Weekly groceries March 26 2011

I did a quick mini-inventory of storage pantry food and regular food this week, and we filled in a few things as well as taking advantage of some sales. We spent $15.54 on canola oil, which brought us back up to enough for at least a couple of months (use of this varies a lot from week to week). In the meantime, I can watch for a good sale as this is an item that seems to have gone up recently quite a bit. And 2 four-pound-bags of sugar for $1.94 each and 3 pounds of corn meal for $2, not great prices, but we were getting low on these.

Very little produce was on sale this week, and we only picked up some mushrooms for a low fat/cal supper soup and 3 apples, plus milk, bread, enchilada sauce,  and soy sauce. Almost everything else took advantage of sales to build up the pantry and storage foods. We picked up almost $20 of boneless skinless chicken on sale, 9 twelve-ounce-packages of a good brand of pasta for $.50 each, a couple of cans of diced tomatoes at $.50 each, a canister of oatmeal for $2.59, 2 one-pound-jars of natural-style peanut butter for $1.25 each, one pound of pearled barley for $.65, cocoa, salad dressing at $1.25, 2 pounds of brown rice at $1.29, and frozen diced onions for $.88.  I also picked up two packages of taco seasonings on sale for $.32 each to test for flavor, though we're more likely to use these to work out adjustments to our own seasoning recipes.
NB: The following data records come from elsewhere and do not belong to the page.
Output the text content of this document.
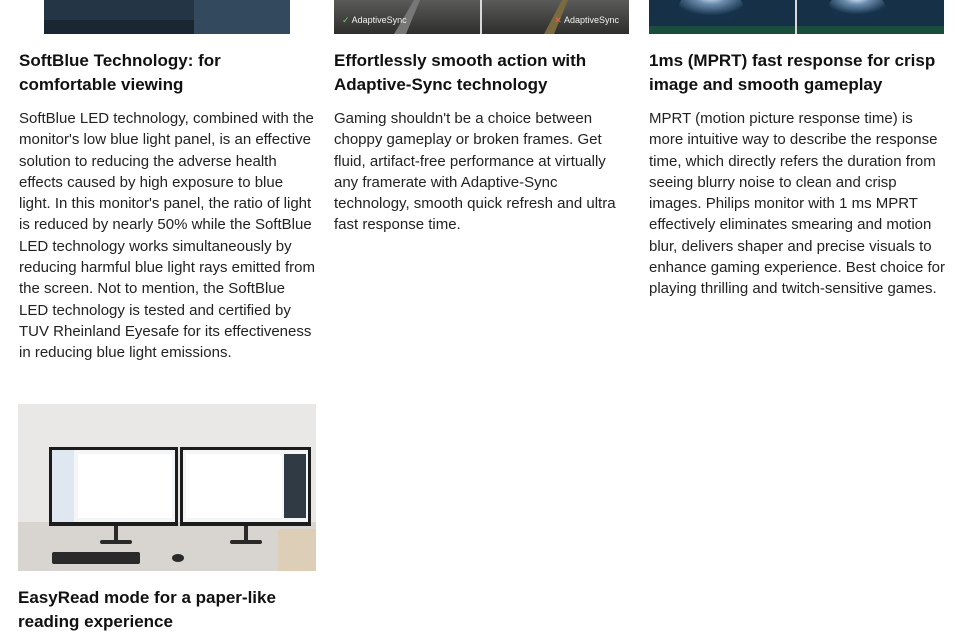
✓ AdaptiveSync	✕ AdaptiveSync
SoftBlue Technology: for comfortable viewing

SoftBlue LED technology, combined with the monitor's low blue light panel, is an effective solution to reducing the adverse health effects caused by high exposure to blue light. In this monitor's panel, the ratio of light is reduced by nearly 50% while the SoftBlue LED technology works simultaneously by reducing harmful blue light rays emitted from the screen. Not to mention, the SoftBlue LED technology is tested and certified by TUV Rheinland Eyesafe for its effectiveness in reducing blue light emissions.

Effortlessly smooth action with Adaptive-Sync technology

Gaming shouldn't be a choice between choppy gameplay or broken frames. Get fluid, artifact-free performance at virtually any framerate with Adaptive-Sync technology, smooth quick refresh and ultra fast response time.

1ms (MPRT) fast response for crisp image and smooth gameplay

MPRT (motion picture response time) is more intuitive way to describe the response time, which directly refers the duration from seeing blurry noise to clean and crisp images. Philips monitor with 1 ms MPRT effectively eliminates smearing and motion blur, delivers shaper and precise visuals to enhance gaming experience. Best choice for playing thrilling and twitch-sensitive games.

EasyRead mode for a paper-like reading experience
My total was $83.59, of which almost half went for chicken and canola oil. Not our best week, and we let a couple of things slip past at the register that didn't ring up at the correct sales price (cost me about $.90). But we picked up over 20 pounds of dry staple foods as well, plus some canned items that are going into the pantry. I could probably have gotten the milk and just enough of daily items and things we actually need immediately for about $20, or less.

Oh, a word about dry foods like flour. Insects often love these, which could ruin your storage strategy. I recommend storing in sealed containers on upper shelves. And we use bay leaves around flour, sugar, dry beans, and instant mashed potatoes as a natural repellant. If you doubt the efficiency of herbs, you may be able to find some kind of commercial repellent. Or, if you have the freezer space, some of these freeze well. I'd suggest freezing in small packages so you only take out enough for one or two weeks at a time.